I’ll make a rather bold claim: For any reason that you believe you need to carry a physical piece of loose leaf, cardstock, etc. please share it with me in the comments and I will give you a technology based solution that is more efficient. Boarding passes? Come on, please! Give me a hard challenge. Boarding passes can easily be encoded on the cheapest of phones with a barcode. Moreover, good programmers can allow you to schedule your seat, check the status of the flight and maybe even order your meal and in-flight movie. Newspaper? Too easy. Menus? Regardless of whether you’re talking unsanitary multi-use laminated sit down restaurant menu or the hand out paper variety, menus are easily better served on a tablet or on a phone. Imagine comments under each menu option where patrons rate the meal? Or take photos of it? (Of course the restaurant owner would never allow such a thing.) But there are clearly areas where it would benefit an owner to use technology. We just added a new dish. We’re discounting on every meal ordered between 2pm and 4pm (typically a restaurant’s slowest period) on Wednesdays. You get the idea.
I know that I’m being somewhat dismissive. Sure, there are some reasons for paper.
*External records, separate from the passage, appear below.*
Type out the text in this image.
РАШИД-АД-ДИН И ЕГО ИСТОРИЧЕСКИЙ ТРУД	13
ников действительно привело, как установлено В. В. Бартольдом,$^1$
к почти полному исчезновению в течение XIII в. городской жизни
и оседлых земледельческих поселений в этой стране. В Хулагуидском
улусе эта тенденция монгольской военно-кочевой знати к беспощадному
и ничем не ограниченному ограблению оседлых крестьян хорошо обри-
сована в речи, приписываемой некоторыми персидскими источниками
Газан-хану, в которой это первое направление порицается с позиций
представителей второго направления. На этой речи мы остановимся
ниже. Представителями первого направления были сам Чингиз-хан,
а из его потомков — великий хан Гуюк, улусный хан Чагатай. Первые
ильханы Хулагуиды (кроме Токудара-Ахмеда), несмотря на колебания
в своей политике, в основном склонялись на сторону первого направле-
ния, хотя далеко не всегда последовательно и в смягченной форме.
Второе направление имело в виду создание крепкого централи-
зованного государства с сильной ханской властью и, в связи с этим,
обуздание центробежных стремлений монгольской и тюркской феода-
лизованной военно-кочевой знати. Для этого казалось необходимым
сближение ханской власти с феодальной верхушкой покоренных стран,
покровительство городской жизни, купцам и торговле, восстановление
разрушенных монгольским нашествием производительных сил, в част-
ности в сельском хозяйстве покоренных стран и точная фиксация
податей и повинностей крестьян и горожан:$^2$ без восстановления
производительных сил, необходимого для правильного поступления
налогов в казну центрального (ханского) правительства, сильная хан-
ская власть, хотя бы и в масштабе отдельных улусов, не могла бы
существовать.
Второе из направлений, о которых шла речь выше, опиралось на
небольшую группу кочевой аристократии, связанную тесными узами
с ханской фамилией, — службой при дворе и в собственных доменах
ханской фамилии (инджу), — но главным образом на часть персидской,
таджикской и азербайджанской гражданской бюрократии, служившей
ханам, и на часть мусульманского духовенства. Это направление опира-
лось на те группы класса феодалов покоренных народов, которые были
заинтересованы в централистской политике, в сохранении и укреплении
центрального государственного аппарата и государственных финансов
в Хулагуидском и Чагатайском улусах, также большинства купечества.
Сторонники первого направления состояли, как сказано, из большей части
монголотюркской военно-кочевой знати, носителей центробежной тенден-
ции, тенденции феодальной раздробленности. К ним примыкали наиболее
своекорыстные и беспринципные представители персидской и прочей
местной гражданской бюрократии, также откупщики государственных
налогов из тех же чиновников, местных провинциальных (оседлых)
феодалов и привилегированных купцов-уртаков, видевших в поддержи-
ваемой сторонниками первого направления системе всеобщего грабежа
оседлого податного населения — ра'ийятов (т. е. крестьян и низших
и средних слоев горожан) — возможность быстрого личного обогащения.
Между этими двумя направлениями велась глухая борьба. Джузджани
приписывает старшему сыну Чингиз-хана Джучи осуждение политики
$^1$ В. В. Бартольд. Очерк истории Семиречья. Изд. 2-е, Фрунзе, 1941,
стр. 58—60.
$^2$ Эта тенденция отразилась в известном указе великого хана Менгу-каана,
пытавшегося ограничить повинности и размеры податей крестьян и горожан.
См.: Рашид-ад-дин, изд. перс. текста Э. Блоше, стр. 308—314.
But I’d argue they’re far less than what many would claim.
Next year is going to be a pivotal one in technology. We’re quickly heading down the road where our mobile phones are with us more than our computers. And if this trend continues, hopefully we’ll continue to consume information digitally and not need physical copies of everything. Or anything. We’ve been introduced (and some would say re-introduced) to this concept of the “tablet computer”. I picked up an iPad on launch day and it’s been a great help to me. And while I could easily turn this into a commercial where I outline all of the ways that the iPad has given me access to information while I’m mobile, the truth is that I don’t really care what tablet device you buy. The point is that we need to get to a place where there’s a lot less scribbling on paper with ink pens. Our BlackBerries and iPhones have shown us a better way of doing this. We need to spend less money on out of date periodicals and text books. It’s not worth the herculean effort of rolling out the printing press and distribution to Hudson News and your university book store. Oh, and by the way – on the trip to the store in the truck about 20 items were fact-checked and deemed to be wrong and new information was just discovered about that cover story that makes the piece somewhat incomplete.
This holiday season I’m hearing a lot of questions about ‘which eBook reader should I buy?’ and ‘which version of the iPad should I get?’ All of these questions are sweet music to my ears. As the price gets cheaper and as people give in to the peer pressure of not wanting to be left out, we’re moving towards that point where everyone has a portable 5 to 10 inch screen. And when I can go to my office printer and not see abandoned copies of job descriptions, apartment listings, newspaper articles undoubtedly headed for bathroom reading, PowerPoint slides, recipes and pages and pages of e-mails, I’ll know that all in the world is right.
Heads up: Physical media people? I’m coming after you next.